Procreate, the best-selling paid app on iPad for over six years, has unveiled an exciting addition to its arsenal – a new animation app called Procreate Dreams.

Following in the footsteps of the widely acclaimed Procreate app, which is a more accessible alternative to traditional digital art software that still offers powerful and complex tools, Procreate Dreams will deliver a touch-centric creative experience.

The app is slated for release on November 22, 2023, and much like its two-time Apple Design Award-winning predecessor, it will be available for a one-time purchase of $ 19.99 (UK and AU prices TBC). In stark contrast to more complex Adobe software, there are no costly subscriptions with Procreate

The best iPads offer incredible computing power, great pressure sensitivity, and excellent accuracy, increasingly making them a go-to tool for artists at all skill levels. Procreate Dreams will similarly leverage Apple's slate – and in particular, those featuring Apple Silicon chips – to deliver smooth and efficient workflows as well as intuitive tools suitable for all skill levels.

Procreate dream keynote

(Image credit: Future)

New features and tools

To create a more accessible animation experience, Procreate has created several features and tools for Dreams, some of which may be familiar to users of the original app.

One such tool is Performing, which allows creatives to animate through touch, automatically adding keyframes while recording actions. This breathes life into the artwork in real-time, and without the need for complex keyframes and paths, making it a lot more approachable for inexperienced animators.

Also noteworthy is the app's Multi-touch Timeline, which allows for quick and easy navigation, organization, and editing. Procreate claims this system is faster than a mouse and keyboard, and that for the first time, it allows artists and animators to combine drawing, cel animation, keyframing, video editing, and compositing, all performed with fluid gestures.

By drawing directly on the timeline with the Apple Pencil, you can quickly select content, tracks, or keyframes, and then edit them all at once. Group drawings, move tracks, retime content, adjust keyframes, and much more. The timeline is kept clutter-free with simplified keyframes, but you can also tap into a keyframe for more precise property edits.

Its painting and compositing engine is immensely powerful, now allowing creatives to work on raster projects with resolutions of up to 1 million x 1 million pixels with abundant layers. It also supports all of Procreate's brushes, which are Apple Pencil-optimized. There will also be full support for files created in Procreate.
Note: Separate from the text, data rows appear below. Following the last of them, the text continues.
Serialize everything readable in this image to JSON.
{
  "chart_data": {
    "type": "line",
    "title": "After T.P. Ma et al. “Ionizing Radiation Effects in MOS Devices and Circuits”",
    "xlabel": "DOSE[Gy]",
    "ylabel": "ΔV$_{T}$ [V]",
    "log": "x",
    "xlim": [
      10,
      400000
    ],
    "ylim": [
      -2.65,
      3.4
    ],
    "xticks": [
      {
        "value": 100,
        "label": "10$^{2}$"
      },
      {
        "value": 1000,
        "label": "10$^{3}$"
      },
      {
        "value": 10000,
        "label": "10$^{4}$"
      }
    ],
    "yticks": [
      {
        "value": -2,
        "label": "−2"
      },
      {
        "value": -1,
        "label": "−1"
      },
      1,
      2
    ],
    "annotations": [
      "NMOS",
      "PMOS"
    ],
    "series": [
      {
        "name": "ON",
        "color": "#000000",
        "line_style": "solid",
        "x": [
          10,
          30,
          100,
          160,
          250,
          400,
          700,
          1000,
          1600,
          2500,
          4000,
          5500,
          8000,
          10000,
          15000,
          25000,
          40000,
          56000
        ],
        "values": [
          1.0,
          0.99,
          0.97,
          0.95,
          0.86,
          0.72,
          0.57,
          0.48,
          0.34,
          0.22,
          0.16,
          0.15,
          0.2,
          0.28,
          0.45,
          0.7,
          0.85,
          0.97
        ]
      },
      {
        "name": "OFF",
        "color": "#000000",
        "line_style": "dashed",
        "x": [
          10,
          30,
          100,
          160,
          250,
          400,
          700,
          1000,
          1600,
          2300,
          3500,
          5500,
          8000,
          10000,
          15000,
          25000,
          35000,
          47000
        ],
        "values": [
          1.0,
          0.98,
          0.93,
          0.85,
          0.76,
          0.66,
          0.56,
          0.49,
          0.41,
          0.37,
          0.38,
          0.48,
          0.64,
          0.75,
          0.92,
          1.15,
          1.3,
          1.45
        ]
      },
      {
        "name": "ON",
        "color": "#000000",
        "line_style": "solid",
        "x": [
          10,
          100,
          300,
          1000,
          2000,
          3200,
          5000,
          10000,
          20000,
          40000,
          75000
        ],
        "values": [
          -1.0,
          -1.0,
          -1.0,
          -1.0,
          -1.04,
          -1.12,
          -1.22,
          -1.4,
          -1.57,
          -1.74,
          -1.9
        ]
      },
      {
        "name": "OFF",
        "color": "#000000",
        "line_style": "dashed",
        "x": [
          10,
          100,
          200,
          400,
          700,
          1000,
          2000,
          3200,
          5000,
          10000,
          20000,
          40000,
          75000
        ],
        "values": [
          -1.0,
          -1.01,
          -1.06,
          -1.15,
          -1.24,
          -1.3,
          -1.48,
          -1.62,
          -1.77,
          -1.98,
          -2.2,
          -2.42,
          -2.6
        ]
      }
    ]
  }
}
Plus, thanks to GPU acceleration built on Metal and powered by Apple Silicon, creatives will be able to instantly play back projects as they edit. This level of real-time rendering stands to save animators a lot of time wasted on RAM previews.
Procreate Dreams introduces a new audio engine, enabling voice-overs, atmospheric music, and sound effects to bring creations to life. High-resolution video editing is also seamless with ProRes footage up to 8K supported. Video can be drawn over, allowing you to create annotated or rotoscoped projects using the full breadth of Procreate's brush library,

There's plenty more to shout about, too; Flipbook, which pays homage to traditional animation and builds on the original Animation Assist tool in Procreate; text and typography; and an iCloud synchronized Procreate file format, which the company says sees 1TB files opened in an instant. At long last, this new file format will offer eternal undo history, too.
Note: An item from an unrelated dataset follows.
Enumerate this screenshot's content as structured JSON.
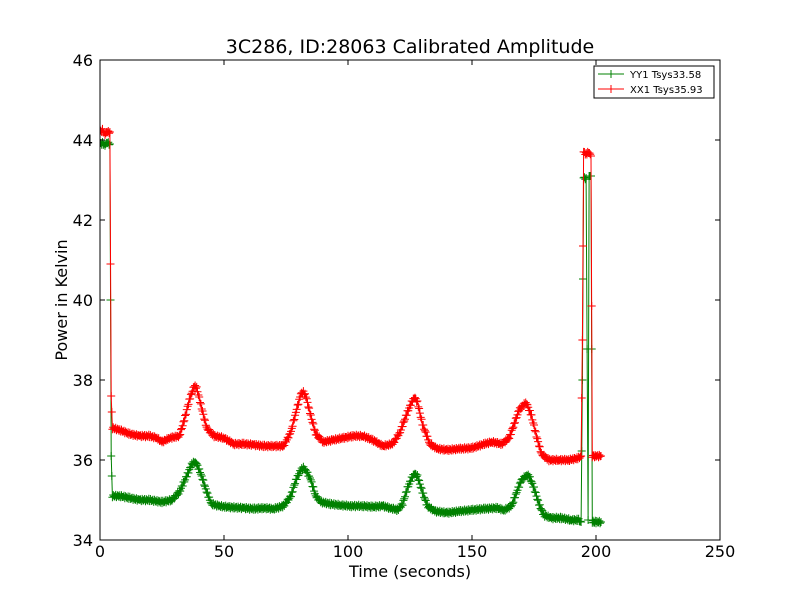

With Procreate Dreams, the boundaries of what's possible in animation and digital art might be about to change beyond belief, much like what Procreate's original app did for digital art – so keep your eyes peeled for our first impressions of the app when it releases later this year!

Procreate dream keynote

(Image credit: Future)

Analysis: Procreate joins the big leagues

It's been 10 years since Procreate's first app was released, and in that time it's gone from strength to strength. Given it featured an animation assist feature, it always felt like just a matter of time until the developer released a full animation app – so why now?
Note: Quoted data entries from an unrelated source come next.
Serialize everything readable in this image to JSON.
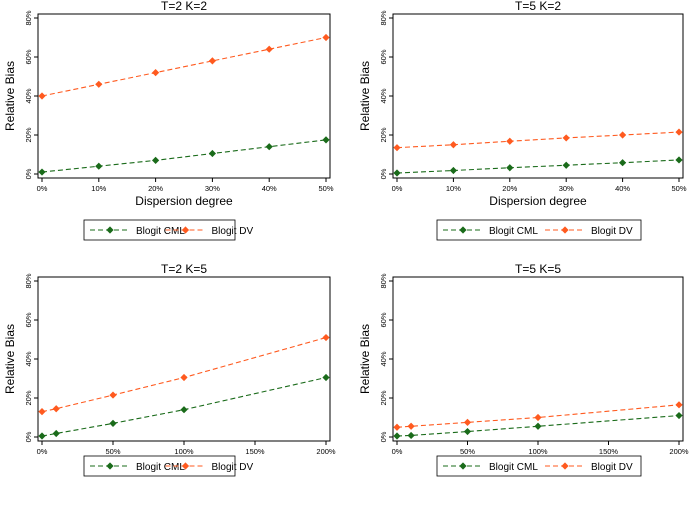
{
  "colors": {
    "cml": "#1a6b1a",
    "dv": "#ff5a1f",
    "frame": "#000000",
    "background": "#ffffff"
  },
  "chart_data": [
    {
      "type": "line",
      "title": "T=2 K=2",
      "xlabel": "Dispersion degree",
      "ylabel": "Relative Bias",
      "x": [
        0,
        10,
        20,
        30,
        40,
        50
      ],
      "xlim": [
        0,
        50
      ],
      "xticks": [
        "0%",
        "10%",
        "20%",
        "30%",
        "40%",
        "50%"
      ],
      "ylim": [
        0,
        80
      ],
      "yticks": [
        "0%",
        "20%",
        "40%",
        "60%",
        "80%"
      ],
      "series": [
        {
          "name": "Blogit CML",
          "color": "#1a6b1a",
          "values": [
            1,
            4,
            7,
            10.5,
            14,
            17.5
          ]
        },
        {
          "name": "Blogit DV",
          "color": "#ff5a1f",
          "values": [
            40,
            46,
            52,
            58,
            64,
            70
          ]
        }
      ],
      "legend": [
        "Blogit CML",
        "Blogit DV"
      ]
    },
    {
      "type": "line",
      "title": "T=5 K=2",
      "xlabel": "Dispersion degree",
      "ylabel": "Relative Bias",
      "x": [
        0,
        10,
        20,
        30,
        40,
        50
      ],
      "xlim": [
        0,
        50
      ],
      "xticks": [
        "0%",
        "10%",
        "20%",
        "30%",
        "40%",
        "50%"
      ],
      "ylim": [
        0,
        80
      ],
      "yticks": [
        "0%",
        "20%",
        "40%",
        "60%",
        "80%"
      ],
      "series": [
        {
          "name": "Blogit CML",
          "color": "#1a6b1a",
          "values": [
            0.5,
            1.8,
            3.2,
            4.5,
            5.8,
            7.2
          ]
        },
        {
          "name": "Blogit DV",
          "color": "#ff5a1f",
          "values": [
            13.5,
            15,
            16.8,
            18.5,
            20,
            21.5
          ]
        }
      ],
      "legend": [
        "Blogit CML",
        "Blogit DV"
      ]
    },
    {
      "type": "line",
      "title": "T=2 K=5",
      "xlabel": "Dispersion degree",
      "ylabel": "Relative Bias",
      "x": [
        0,
        10,
        50,
        100,
        200
      ],
      "xlim": [
        0,
        200
      ],
      "xticks": [
        "0%",
        "50%",
        "100%",
        "150%",
        "200%"
      ],
      "ylim": [
        0,
        80
      ],
      "yticks": [
        "0%",
        "20%",
        "40%",
        "60%",
        "80%"
      ],
      "series": [
        {
          "name": "Blogit CML",
          "color": "#1a6b1a",
          "values": [
            0.5,
            1.8,
            7,
            14,
            30.5
          ]
        },
        {
          "name": "Blogit DV",
          "color": "#ff5a1f",
          "values": [
            13,
            14.5,
            21.5,
            30.5,
            51
          ]
        }
      ],
      "legend": [
        "Blogit CML",
        "Blogit DV"
      ]
    },
    {
      "type": "line",
      "title": "T=5 K=5",
      "xlabel": "Dispersion degree",
      "ylabel": "Relative Bias",
      "x": [
        0,
        10,
        50,
        100,
        200
      ],
      "xlim": [
        0,
        200
      ],
      "xticks": [
        "0%",
        "50%",
        "100%",
        "150%",
        "200%"
      ],
      "ylim": [
        0,
        80
      ],
      "yticks": [
        "0%",
        "20%",
        "40%",
        "60%",
        "80%"
      ],
      "series": [
        {
          "name": "Blogit CML",
          "color": "#1a6b1a",
          "values": [
            0.5,
            0.8,
            2.8,
            5.5,
            11
          ]
        },
        {
          "name": "Blogit DV",
          "color": "#ff5a1f",
          "values": [
            5,
            5.5,
            7.5,
            10,
            16.5
          ]
        }
      ],
      "legend": [
        "Blogit CML",
        "Blogit DV"
      ]
    }
  ]
}
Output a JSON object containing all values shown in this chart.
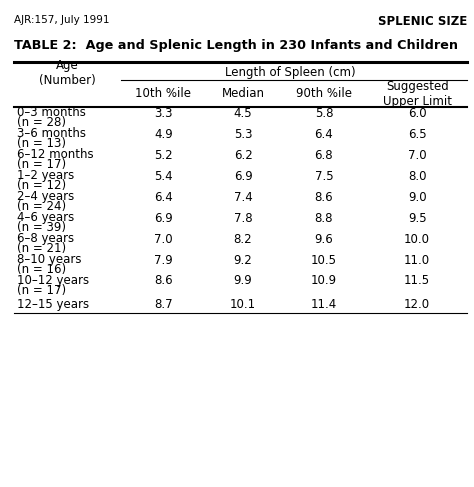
{
  "header_left": "AJR:157, July 1991",
  "header_right": "SPLENIC SIZE",
  "title": "TABLE 2:  Age and Splenic Length in 230 Infants and Children",
  "col_header_main": "Length of Spleen (cm)",
  "col_headers": [
    "Age\n(Number)",
    "10th %ile",
    "Median",
    "90th %ile",
    "Suggested\nUpper Limit"
  ],
  "rows": [
    [
      "0–3 months\n(n = 28)",
      "3.3",
      "4.5",
      "5.8",
      "6.0"
    ],
    [
      "3–6 months\n(n = 13)",
      "4.9",
      "5.3",
      "6.4",
      "6.5"
    ],
    [
      "6–12 months\n(n = 17)",
      "5.2",
      "6.2",
      "6.8",
      "7.0"
    ],
    [
      "1–2 years\n(n = 12)",
      "5.4",
      "6.9",
      "7.5",
      "8.0"
    ],
    [
      "2–4 years\n(n = 24)",
      "6.4",
      "7.4",
      "8.6",
      "9.0"
    ],
    [
      "4–6 years\n(n = 39)",
      "6.9",
      "7.8",
      "8.8",
      "9.5"
    ],
    [
      "6–8 years\n(n = 21)",
      "7.0",
      "8.2",
      "9.6",
      "10.0"
    ],
    [
      "8–10 years\n(n = 16)",
      "7.9",
      "9.2",
      "10.5",
      "11.0"
    ],
    [
      "10–12 years\n(n = 17)",
      "8.6",
      "9.9",
      "10.9",
      "11.5"
    ],
    [
      "12–15 years",
      "8.7",
      "10.1",
      "11.4",
      "12.0"
    ]
  ],
  "background_color": "#ffffff",
  "text_color": "#000000"
}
Well, the unrivaled computing power of the Apple M2 chips – especially in the tablet market – is likely the culprit here. The best graphics tablets used for animation will generally need to be hooked up to a powerful computer that handles the processing and rendering of beefy animation software, as the slate itself is just the canvas and workflow interface. Of course, with iPads, that's not the case; these lightweight slates handle everything on board.

Animation, especially at the scale Procreate Dreams is offering, requires immense computing power, and up until now it likely just wasn't possible; certainly not in a way that fully optimized the iPad's innate features and benefits while also remaining accessible to non-professionals, which is a key selling point for Procreate's software.

Given how long this has inevitably been in the pipeline, and just how successful the original app was as a gateway to digital art for so many – including myself – it's hard to imagine the software being a flop. We'll see come November.